OZAWA: Just about all orchestras have one assistant conductor, but Bernstein was unusual—he had three. I suppose they had some extra source of money to pay for three assistants. Each ye
ar they hired three new people for the position, to stay for one-year terms. Claudio Abbado did it, and Edo de Waart, and Lorin Maazel, and lots of other famous conductors. I was interviewed for the position while I was still in Berlin, when the New York Philharmonic happened to come to Germany on tour. Lenny and maybe ten committee members did the interview. After a concert, we all piled into cabs and went to this sort of strange bar called Rififi where we drank and did the interview. They used the bar’s piano and did a kind of test of my ear. Lenny had just conducted the Beethoven First Piano Concerto from the keyboard and was feeling very relaxed after a job well done. My English was terrible at the time, so I could hardly understand what anybody was saying, but somehow I managed to pass [laughter] and become an assistant. The other two had already been chosen for that year, so I was the last of the three. The others were John Canarina and Maurice Peress.
MURAKAMI: So you went from Berlin to New York?

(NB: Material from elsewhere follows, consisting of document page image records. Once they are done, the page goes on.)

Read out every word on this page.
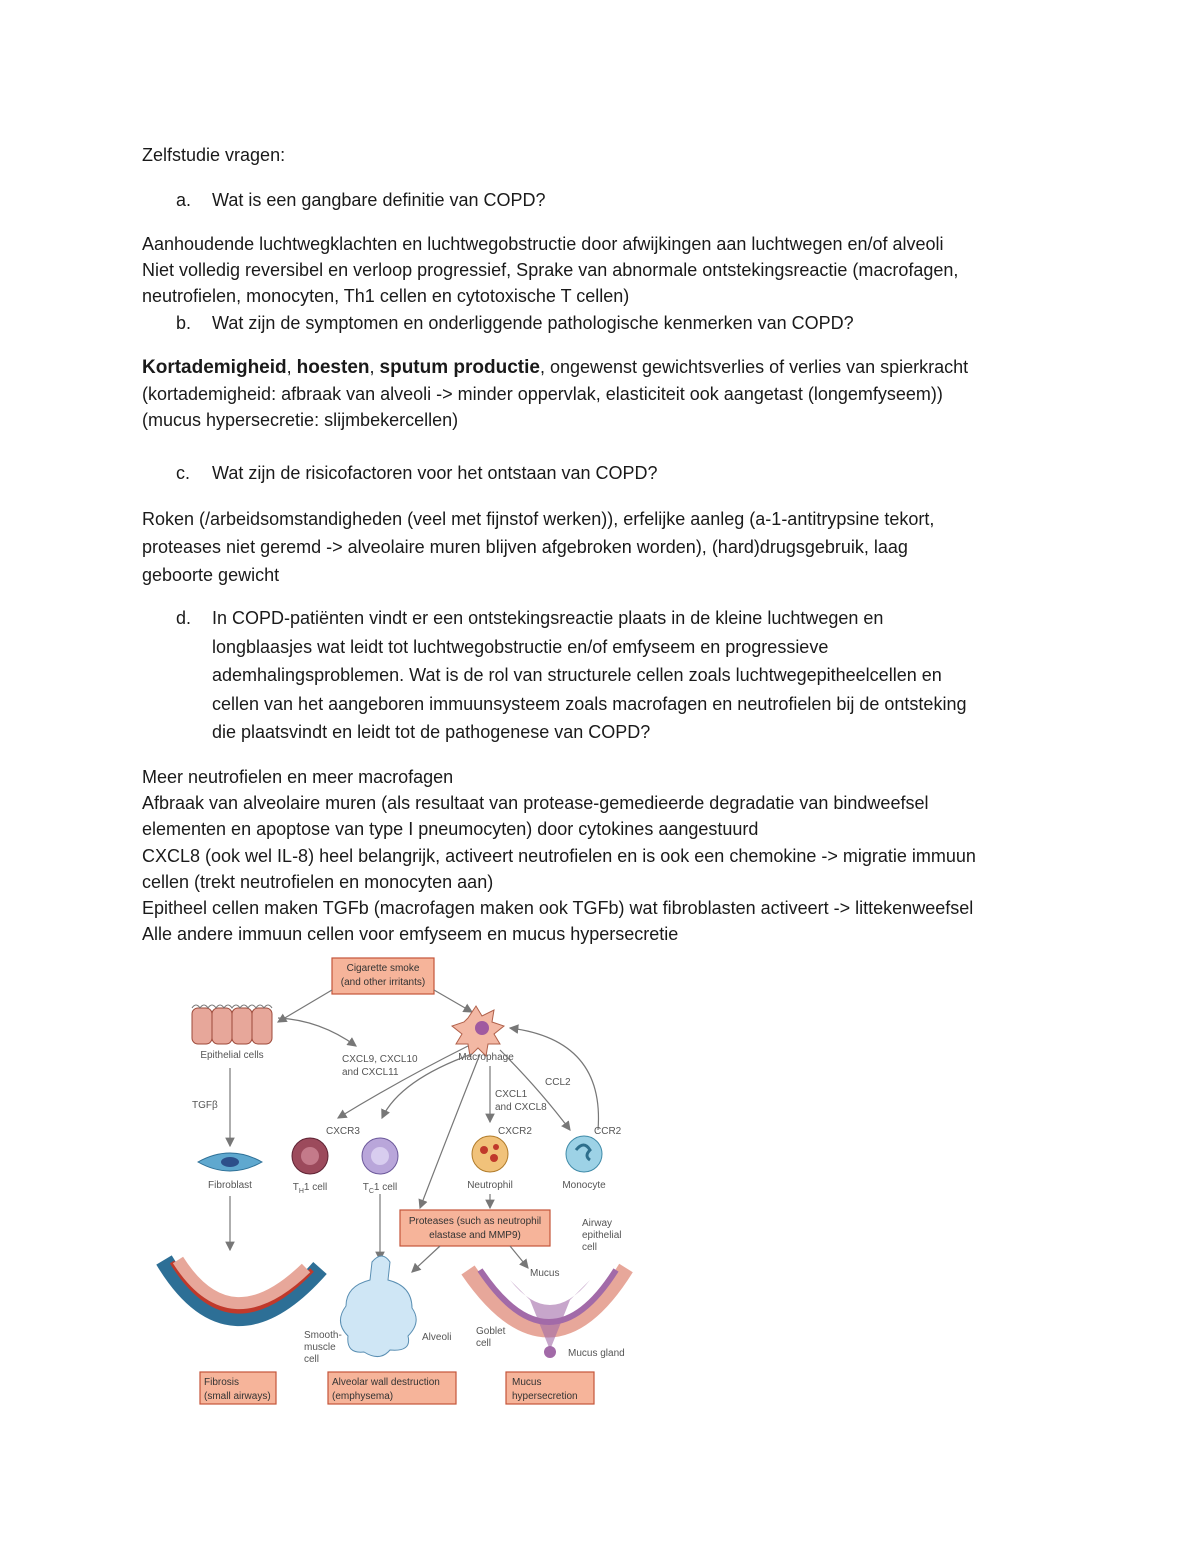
Zelfstudie vragen:
a. Wat is een gangbare definitie van COPD?
Aanhoudende luchtwegklachten en luchtwegobstructie door afwijkingen aan luchtwegen en/of alveoli
Niet volledig reversibel en verloop progressief, Sprake van abnormale ontstekingsreactie (macrofagen,
neutrofielen, monocyten, Th1 cellen en cytotoxische T cellen)
b. Wat zijn de symptomen en onderliggende pathologische kenmerken van COPD?
Kortademigheid, hoesten, sputum productie, ongewenst gewichtsverlies of verlies van spierkracht
(kortademigheid: afbraak van alveoli -> minder oppervlak, elasticiteit ook aangetast (longemfyseem))
(mucus hypersecretie: slijmbekercellen)
c. Wat zijn de risicofactoren voor het ontstaan van COPD?
Roken (/arbeidsomstandigheden (veel met fijnstof werken)), erfelijke aanleg (a-1-antitrypsine tekort,
proteases niet geremd -> alveolaire muren blijven afgebroken worden), (hard)drugsgebruik, laag
geboorte gewicht
d. In COPD-patiënten vindt er een ontstekingsreactie plaats in de kleine luchtwegen en
longblaasjes wat leidt tot luchtwegobstructie en/of emfyseem en progressieve
ademhalingsproblemen. Wat is de rol van structurele cellen zoals luchtwegepitheelcellen en
cellen van het aangeboren immuunsysteem zoals macrofagen en neutrofielen bij de ontsteking
die plaatsvindt en leidt tot de pathogenese van COPD?
Meer neutrofielen en meer macrofagen
Afbraak van alveolaire muren (als resultaat van protease-gemedieerde degradatie van bindweefsel
elementen en apoptose van type I pneumocyten) door cytokines aangestuurd
CXCL8 (ook wel IL-8) heel belangrijk, activeert neutrofielen en is ook een chemokine -> migratie immuun
cellen (trekt neutrofielen en monocyten aan)
Epitheel cellen maken TGFb (macrofagen maken ook TGFb) wat fibroblasten activeert -> littekenweefsel
Alle andere immuun cellen voor emfyseem en mucus hypersecretie
Cigarette smoke
(and other irritants)
Epithelial cells	Macrophage
CXCL9, CXCL10
and CXCL11
TGFβ
Fibroblast
CXCL1
and CXCL8
CCL2
$T_H1$ cell	$T_C1$ cell
CXCR3
Neutrophil
CXCR2
Monocyte
CCR2
Proteases (such as neutrophil
elastase and MMP9)
Smooth-
muscle
cell
Alveoli
Mucus
Airway
epithelial
cell
Goblet
cell
Mucus gland
Fibrosis
(small airways)
Alveolar wall destruction
(emphysema)
Mucus
hypersecretion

OZAWA: That was in the fall, and six months later, in the spring of 1961, the New York Philharmonic was set to go to Japan. There was some kind of big event going on in Tokyo—“East Meets West” or “West Meets East” or something—and the orchestra was invited to participate. They decided that I should be the assistant conductor to go, which made sense since I was Japanese. Normally each of us was responsible for a third of the repertory—with three assistant conductors, we would each prepare one of Lenny’s three performance pieces, in case he got sick and needed someone to fill in.
MURAKAMI: So if something happened, you’d come on stage and conduct in his place.
OZAWA: Right. Also, in those days, often the conductor couldn’t make it to a rehearsal. I wonder why, come to think of it. Maybe plane schedules weren’t as dependable as they are now. Lenny often didn’t show up for the beginning of a rehearsal, so the three of us would decide which of us would go first and rehearse with the orchestra.